The TV’s place in a typical Australian family home has changed dramatically over several decades. In order to better understand the evolution of television, I interviewed my father and asked him to recall memories and experiences while watching TV, and its existence in the family home as he was growing up.
In a four-bedroom home in the rural town of Wagga Wagga, NSW, dad lived with his parents, and five bothers. My father, Terry, believes it would have been during the mid 60’s that his family got their first black and white television (during this time television was available in most of Australia). He has no distinct memory of getting it or how it may have changed his family’s day-to-day activities, as he couldn’t recall a time in his childhood when the family was without one – ‘I suppose it just turned up one day’.
The black and white set was quite small so it sat on a small cabinet in the corner of the lounge room – sharing a wall – in the other corner was a small fireplace. There was a large lounge on the opposite wall and two single seated chairs, maybe a bean bag or two placed around the main feature: the TV. When I asked dad if anyone had a specific seat for watching TV, he could clearly recall that ‘Dad had one seat that he would always sit in’. When I asked if grandma did too, he told me ‘she didn’t watch it that much, she had stuff to do… He [his dad] didn’t watch it much either’. As for the six brothers, they all fought over their preferred seats, but in the end, it was a matter of ‘first in, best dressed’.
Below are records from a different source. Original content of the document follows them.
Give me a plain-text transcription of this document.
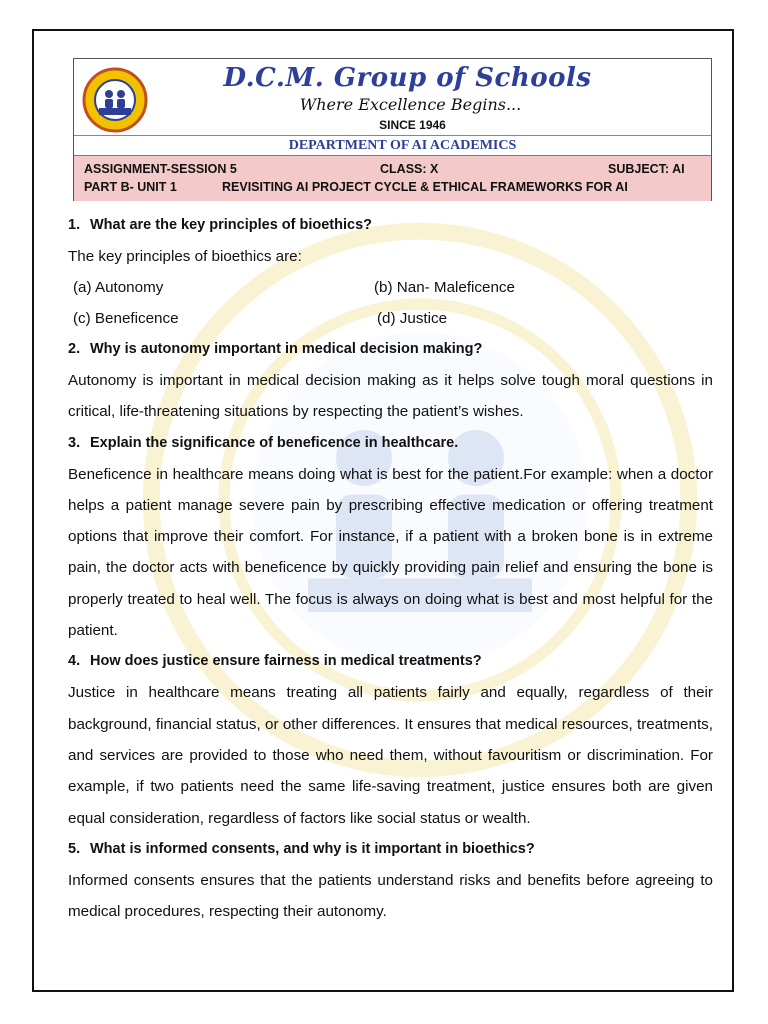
D.C.M. Group of Schools
Where Excellence Begins...
SINCE 1946
DEPARTMENT OF AI ACADEMICS
ASSIGNMENT-SESSION 5	CLASS: X	SUBJECT: AI
PART B- UNIT 1	REVISITING AI PROJECT CYCLE & ETHICAL FRAMEWORKS FOR AI

1. What are the key principles of bioethics?

The key principles of bioethics are:

(a) Autonomy	(b) Nan- Maleficence
(c) Beneficence	(d) Justice

2. Why is autonomy important in medical decision making?

Autonomy is important in medical decision making as it helps solve tough moral questions in critical, life-threatening situations by respecting the patient’s wishes.

3. Explain the significance of beneficence in healthcare.

Beneficence in healthcare means doing what is best for the patient.For example: when a doctor helps a patient manage severe pain by prescribing effective medication or offering treatment options that improve their comfort. For instance, if a patient with a broken bone is in extreme pain, the doctor acts with beneficence by quickly providing pain relief and ensuring the bone is properly treated to heal well. The focus is always on doing what is best and most helpful for the patient.

4. How does justice ensure fairness in medical treatments?

Justice in healthcare means treating all patients fairly and equally, regardless of their background, financial status, or other differences. It ensures that medical resources, treatments, and services are provided to those who need them, without favouritism or discrimination. For example, if two patients need the same life-saving treatment, justice ensures both are given equal consideration, regardless of factors like social status or wealth.

5. What is informed consents, and why is it important in bioethics?

Informed consents ensures that the patients understand risks and benefits before agreeing to medical procedures, respecting their autonomy.
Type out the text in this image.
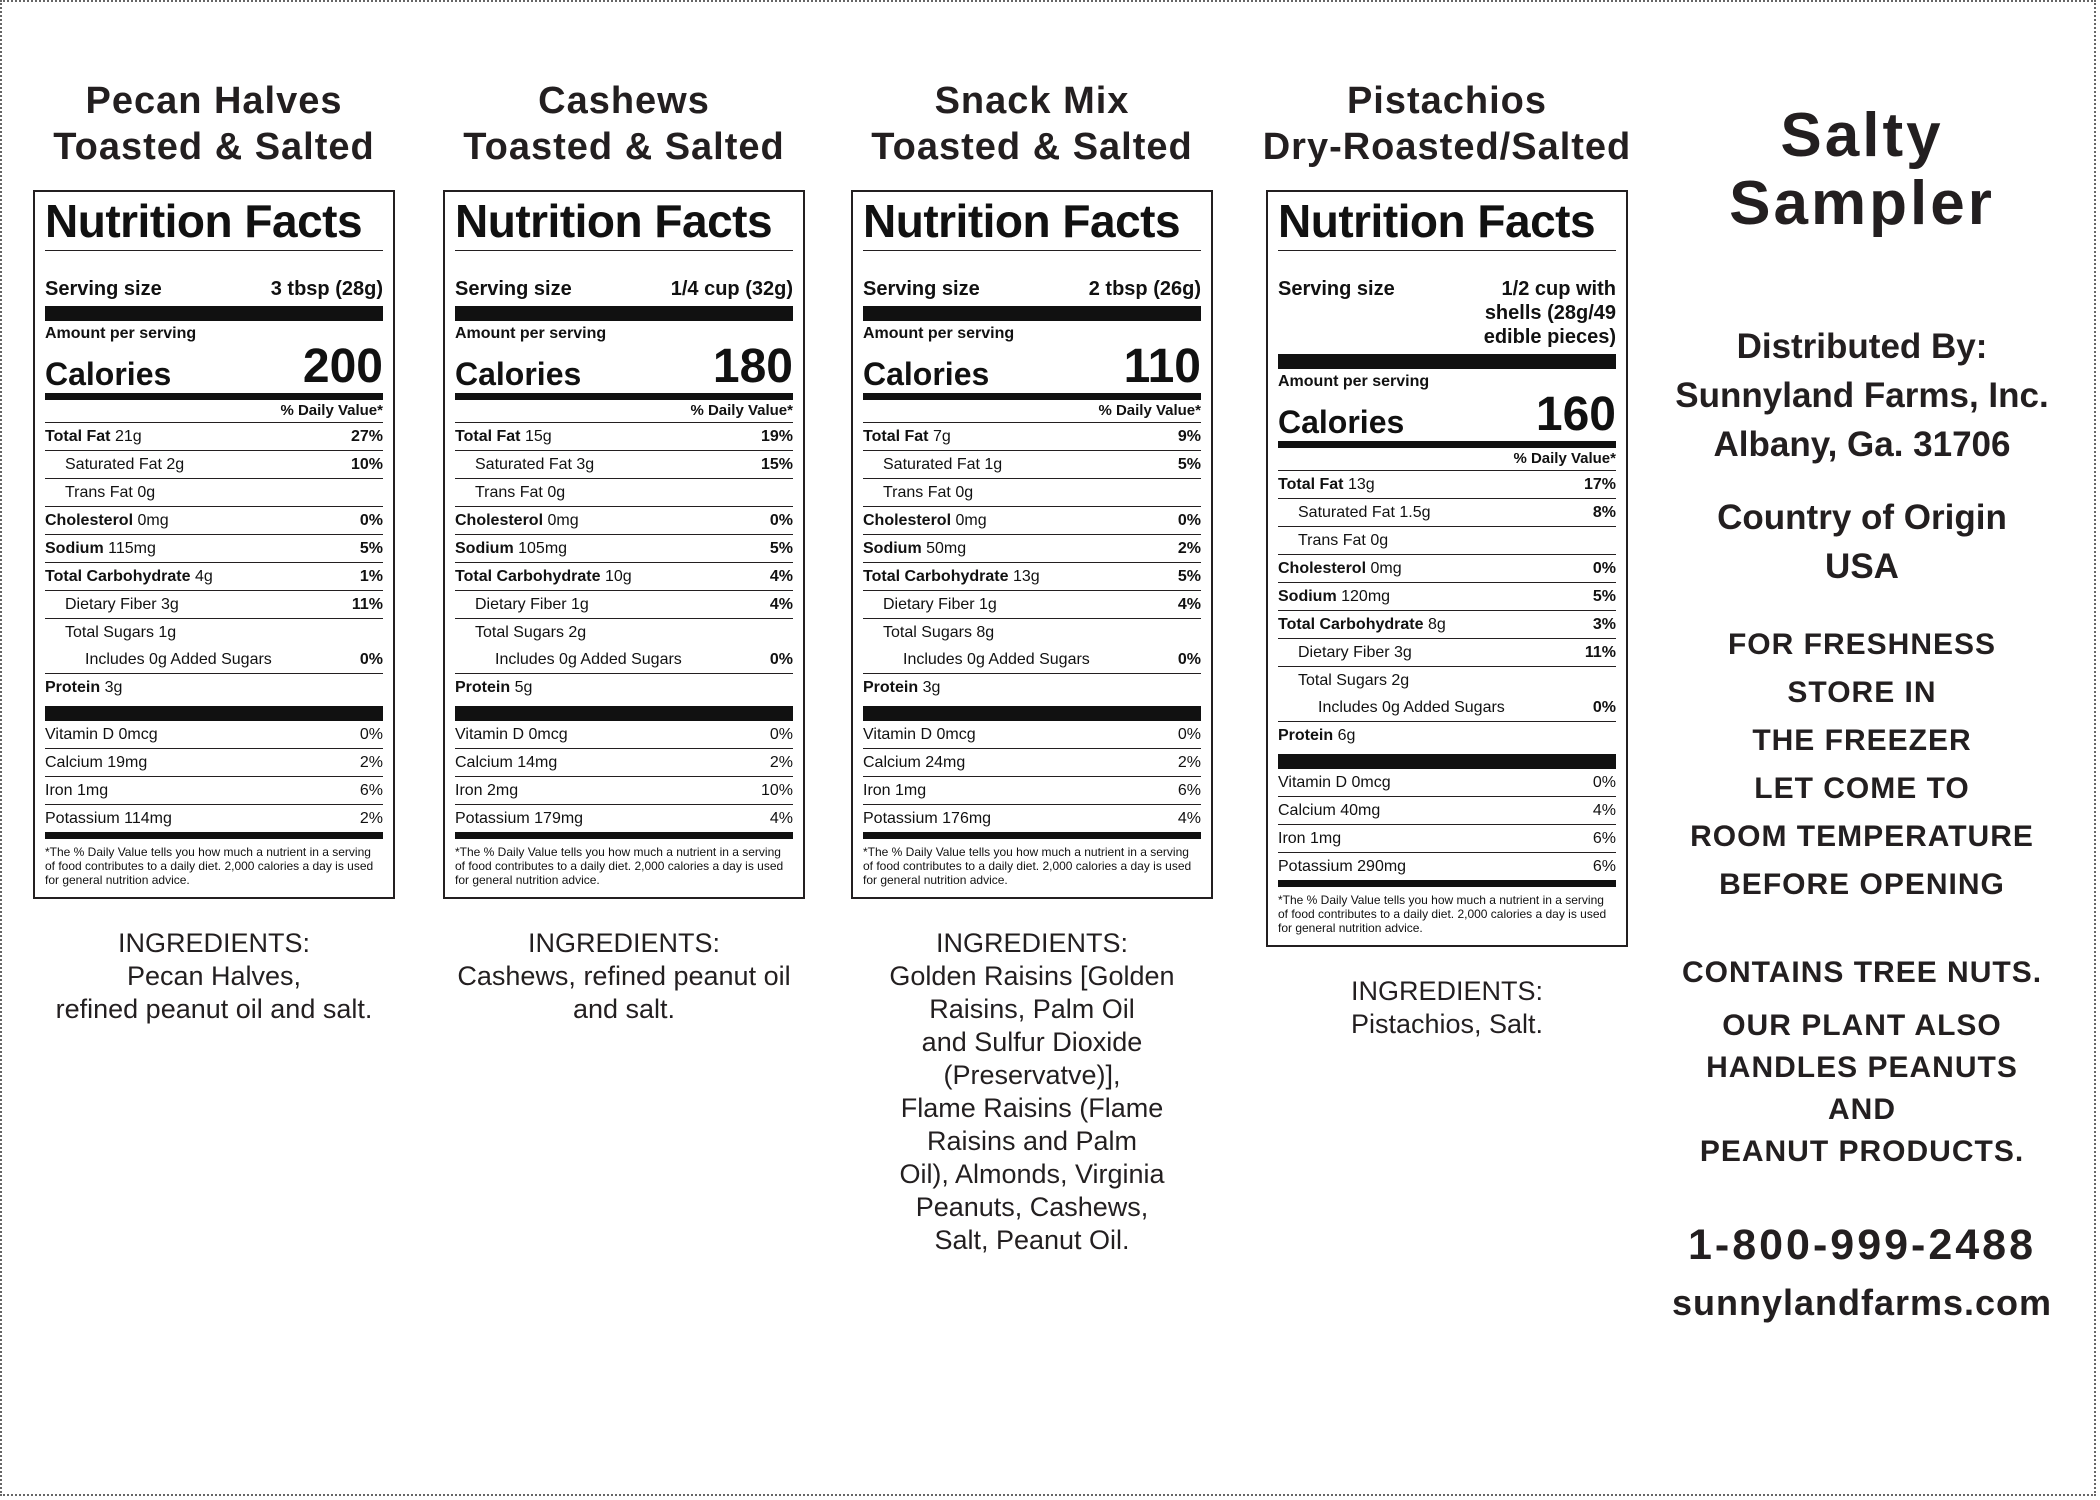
Pecan Halves
Toasted & Salted
Nutrition Facts
Serving size	3 tbsp (28g)
Amount per serving
Calories	200
% Daily Value*
Total Fat 21g	27%
Saturated Fat 2g	10%
Trans Fat 0g
Cholesterol 0mg	0%
Sodium 115mg	5%
Total Carbohydrate 4g	1%
Dietary Fiber 3g	11%
Total Sugars 1g
Includes 0g Added Sugars	0%
Protein 3g
Vitamin D 0mcg	0%
Calcium 19mg	2%
Iron 1mg	6%
Potassium 114mg	2%
*The % Daily Value tells you how much a nutrient in a serving of food contributes to a daily diet. 2,000 calories a day is used for general nutrition advice.
INGREDIENTS:
Pecan Halves,
refined peanut oil and salt.
Cashews
Toasted & Salted
Nutrition Facts
Serving size	1/4 cup (32g)
Amount per serving
Calories	180
% Daily Value*
Total Fat 15g	19%
Saturated Fat 3g	15%
Trans Fat 0g
Cholesterol 0mg	0%
Sodium 105mg	5%
Total Carbohydrate 10g	4%
Dietary Fiber 1g	4%
Total Sugars 2g
Includes 0g Added Sugars	0%
Protein 5g
Vitamin D 0mcg	0%
Calcium 14mg	2%
Iron 2mg	10%
Potassium 179mg	4%
*The % Daily Value tells you how much a nutrient in a serving of food contributes to a daily diet. 2,000 calories a day is used for general nutrition advice.
INGREDIENTS:
Cashews, refined peanut oil
and salt.
Snack Mix
Toasted & Salted
Nutrition Facts
Serving size	2 tbsp (26g)
Amount per serving
Calories	110
% Daily Value*
Total Fat 7g	9%
Saturated Fat 1g	5%
Trans Fat 0g
Cholesterol 0mg	0%
Sodium 50mg	2%
Total Carbohydrate 13g	5%
Dietary Fiber 1g	4%
Total Sugars 8g
Includes 0g Added Sugars	0%
Protein 3g
Vitamin D 0mcg	0%
Calcium 24mg	2%
Iron 1mg	6%
Potassium 176mg	4%
*The % Daily Value tells you how much a nutrient in a serving of food contributes to a daily diet. 2,000 calories a day is used for general nutrition advice.
INGREDIENTS:
Golden Raisins [Golden
Raisins, Palm Oil
and Sulfur Dioxide
(Preservatve)],
Flame Raisins (Flame
Raisins and Palm
Oil), Almonds, Virginia
Peanuts, Cashews,
Salt, Peanut Oil.
Pistachios
Dry-Roasted/Salted
Nutrition Facts
Serving size	1/2 cup with
shells (28g/49
edible pieces)
Amount per serving
Calories	160
% Daily Value*
Total Fat 13g	17%
Saturated Fat 1.5g	8%
Trans Fat 0g
Cholesterol 0mg	0%
Sodium 120mg	5%
Total Carbohydrate 8g	3%
Dietary Fiber 3g	11%
Total Sugars 2g
Includes 0g Added Sugars	0%
Protein 6g
Vitamin D 0mcg	0%
Calcium 40mg	4%
Iron 1mg	6%
Potassium 290mg	6%
*The % Daily Value tells you how much a nutrient in a serving of food contributes to a daily diet. 2,000 calories a day is used for general nutrition advice.
INGREDIENTS:
Pistachios, Salt.
Salty
Sampler
Distributed By:
Sunnyland Farms, Inc.
Albany, Ga. 31706
Country of Origin
USA
FOR FRESHNESS
STORE IN
THE FREEZER
LET COME TO
ROOM TEMPERATURE
BEFORE OPENING
CONTAINS TREE NUTS.
OUR PLANT ALSO
HANDLES PEANUTS
AND
PEANUT PRODUCTS.
1-800-999-2488
sunnylandfarms.com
After hearing other students describe their parent’s memories of television being filled with excitement and delight, I was intrigued to hear how my fathers experience was different. The interview revealed how comparatively, he was disinterested and unimpressed with TV as a child – my words, not his – ha! I found that the TV wasn’t something dad and his family relied upon as he described it as ‘just another distraction and something to fill in time’. When he spoke of his childhood, his memories were mostly of the time that the six young boys spent together, playing outside – not in front of a TV set. Although dad struggled to remember, he dug deep and could recall watching cartoons – more specifically – ‘Disneyland’, on a Sunday night when he was 9 or 10.
Dad couldn’t think of many rules that the family had around TV time, rather a routine. The boys would come home from school, do their homework, go outside to play, watch TV at night after dinner, and then go to bed at a certain time. The TV was ‘an entertainment thing’; it wasn’t a way of bringing the family together to bond, as his parents often didn’t watch it and that’s what they’d do over dinner.
Fast forward to the early 70’s when dad was about 13. His family bought their second black and white set that found a home on a side cupboard in their dining room – still visible from the kitchen. If the TV was on during dinnertime, it was probably because it was ‘news time; and it remained ‘just something that was there’. Dinner was a time to eat and talk and as dad said, ‘with 6 boys eating and two parents, it gets a bit messy if you’re all focused on the TV’.
It is evident that with the evolution of television, it slowly became an integral part of daily activities and routines, changing our behaviours and attitudes. Although my father wasn’t very interested in TV, he still spoke of it as being integrated into his daily activities as a child. This changed with him watching more TV as he grew older and technology advanced.